Writing Coach Insights: Turning Frustration Into Good Writing


The things that bother us, our pet peeves and everyday annoyances, provide important information about who we really are and what we really want. It is not a sign of immaturity or shallowness that some habit of a spouse or friend or pet or enemy or parent or cashier or co-worker or whoever, really gets on our nerves.

This is how characters are built. Their habits, maybe especially the odd and even annoying ones, can provide insight into who they are on a deeper level.

In the same way, the things that bother us as individuals in daily life indicate something deeper about us. Getting a little pissed off isn’t a bad thing. Still, you don’t want to stay in that place of annoyance or anger for very long because these aren’t pleasant feelings. You aren’t supposed to live there. The best thing to do is to ask yourself why someone’s habit or a certain situation is particularly bothersome.

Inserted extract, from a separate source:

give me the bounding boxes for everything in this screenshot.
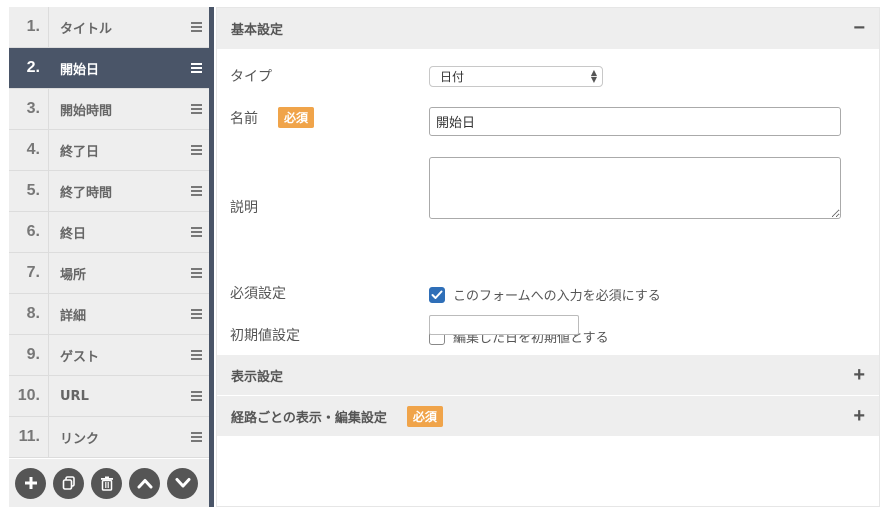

For example, perhaps your children’s continual inability to hear you when you speak (you know, every time you say anything, their first response is, “What?”) reflects a deeper problem with communication that needs to be addressed. Maybe the continual mess in your kitchen that drives you nuts indicates a need to delineate your boundaries better in your life in general–to more clearly define interpersonal relationships, spaces in your home, schedules.

Once you identify the cause of the annoyance, you can do something about it and move forward from a place of being annoyed to a place of relief.

So, “annoyed” can be an interesting emotion to explore in writing. It is not a reflection of shallowness or immaturity, but perhaps an indication of significant needs and motivations.

My advice is to notice what bothers you and do something about it. And notice what bothers your characters. Do they do something about it, or do they simply stay annoyed and put up with the bothersome situation? How does each option influence the story’s plot and the character’s responses to conflict? How long can your character stay in the “putting up with” mode before something gives? What is the “straw that breaks the camel’s back” that makes the character no longer able to quietly bear an infuriating situation? Once he or she reaches the point of no return, what happens next?